Vedanta’s pipeline also includes product candidates for inflammatory bowel disease, Gram-negative infections, solid tumors and food allergy.
A Novel Mechanism Of Action With NTCD-M3
Destiny Pharma plc’s NTCD-M3 (formerly VP20621) is notable for following a separate mechanistic rationale. Rather than using commensal bacteria to rebalance the gut microbiome, the treatment consists of an oral nontoxigenic strain of C. difficile that acts as a temporary “ground cover,” colonizing the gut and crowding out toxigenic C. difficile. The company published Phase II data in 2015 showing the agent’s promise, with a recurrence-free rate of 95% among NTCD-M3 recipients, and a Phase III trial is set to start in the second half of 2023.
Use of a single strain not derived from feces translates to a potential safety advantage, and simpler and lower-cost manufacturing.
Destiny’s microbiome pipeline is not as full as its competitors and includes only one another agent aimed at preventing COVID-19 and influenza.
Microbiome Treatments A While Away in Europe
While the US market looks to be filling up gradually with microbiome-based treatments for rCDI, Europe will have to wait an estimated 5-10 years for EU-wide approval of microbiome-based treatments. The European Medicines Agency (EMA) is still developing a regulatory pathway for fecal microbiome-derived products and currently there are no microbiome therapies under evaluation by the EMA’s human medicines committee. It is also unclear what therapeutic categories each microbiome treatment would fall under, with some possibly considered medicinal products, others potentially classified as Tissue and Cell products, while still others falling into the category of advanced therapy medical products, if they include genetically modified organisms.
Companies are working with European regulators to carve out a path towards approval of these agents. Destiny has reached an agreement with the EMA on the shape of its proposed Phase III development program for NTCD-M3, and Carl Bilbo, senior vice president and head of Microbiome Franchise at Ferring, said his company is in consultations to help establish European Directorate for the Quality of Medicines and Healthcare guidelines. He hopes to see a Europe-wide harmonized classification and submission pathway, given the variance in regulatory and clinical approaches to FMT-based therapies across individual countries.
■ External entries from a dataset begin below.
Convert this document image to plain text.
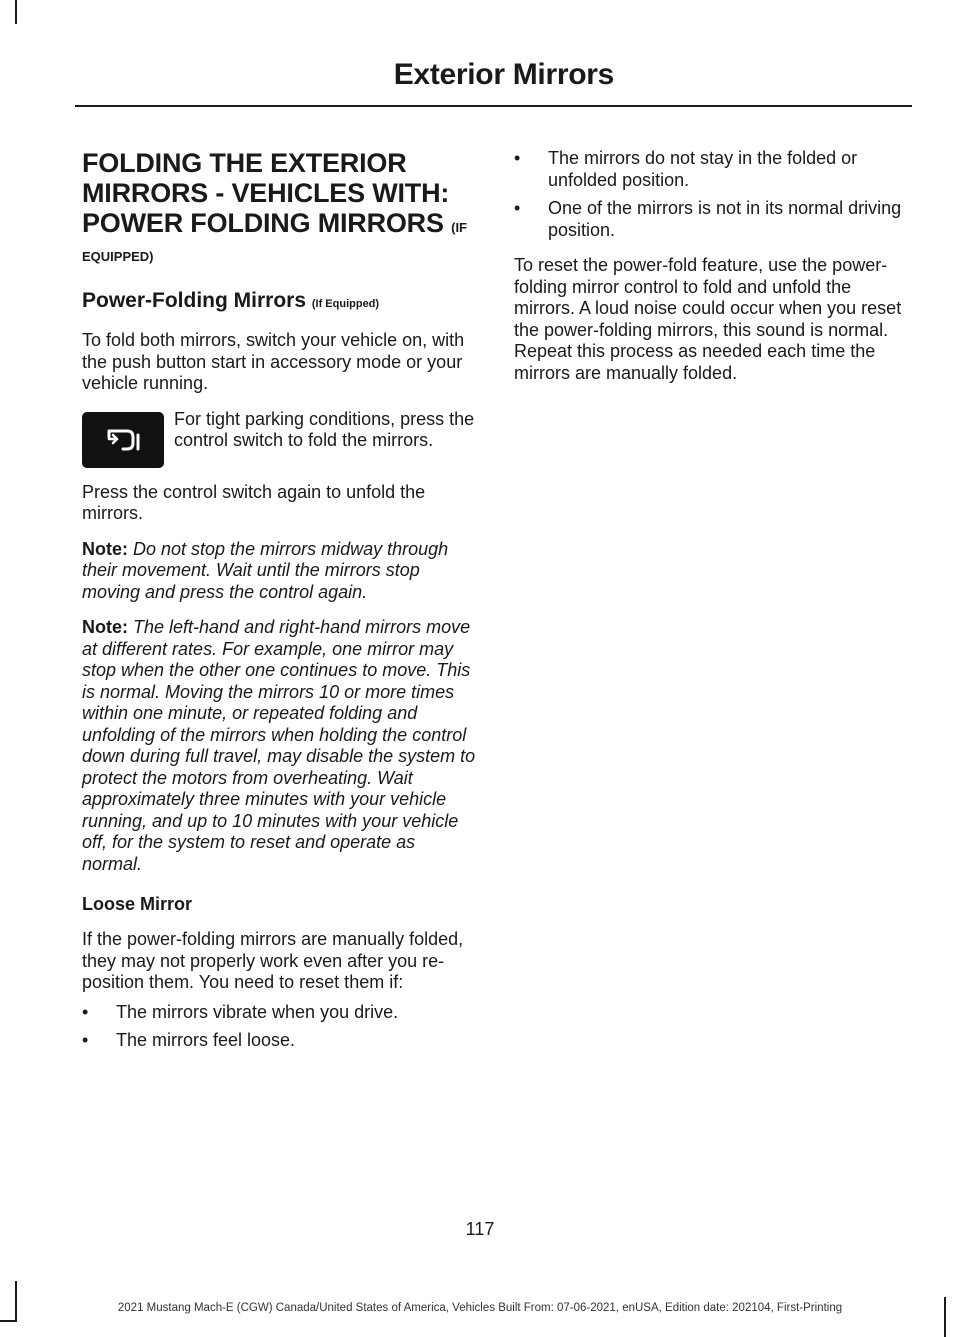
Exterior Mirrors
FOLDING THE EXTERIOR MIRRORS - VEHICLES WITH: POWER FOLDING MIRRORS (IF
EQUIPPED)
Power-Folding Mirrors (If Equipped)

To fold both mirrors, switch your vehicle on, with the push button start in accessory mode or your vehicle running.

For tight parking conditions, press the control switch to fold the mirrors.

Press the control switch again to unfold the mirrors.

Note: Do not stop the mirrors midway through their movement. Wait until the mirrors stop moving and press the control again.

Note: The left-hand and right-hand mirrors move at different rates. For example, one mirror may stop when the other one continues to move. This is normal. Moving the mirrors 10 or more times within one minute, or repeated folding and unfolding of the mirrors when holding the control down during full travel, may disable the system to protect the motors from overheating. Wait approximately three minutes with your vehicle running, and up to 10 minutes with your vehicle off, for the system to reset and operate as normal.

Loose Mirror

If the power-folding mirrors are manually folded, they may not properly work even after you re-position them. You need to reset them if:

•	The mirrors vibrate when you drive.
•	The mirrors feel loose.
•	The mirrors do not stay in the folded or unfolded position.
•	One of the mirrors is not in its normal driving position.

To reset the power-fold feature, use the power-folding mirror control to fold and unfold the mirrors. A loud noise could occur when you reset the power-folding mirrors, this sound is normal. Repeat this process as needed each time the mirrors are manually folded.

117
2021 Mustang Mach-E (CGW) Canada/United States of America, Vehicles Built From: 07-06-2021, enUSA, Edition date: 202104, First-Printing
Need For More Clinical Data
The approval of the first microbiome-targeting treatment opens the door wider not only for other microbiome therapeutics for CDI, but possibly for a range of other possible indications. However, as Keay Nakae, an analyst at Chardan Capital Markets, emphasized, the field remains relatively early in its development.
“There’s been success in C. difficile, which we view as a low-hanging fruit, but there have been failures in other indications, ulcerative colitis for one,” Nakae told In Vivo.
With relatively few microbiome treatments at the commercial stage, publicly traded microbiome companies have been under a level of financial pressure in some cases greater than the challenges the average biopharma has been facing as of late. The Catch-22 is that being low on funds could impact a company's ability to generate the kind of data that would make them more a more attractive investment target.
“What we’ll need to see from the space [for these companies to fare better] is more human clinical data across the indications that the different companies are going after,” said Nakae.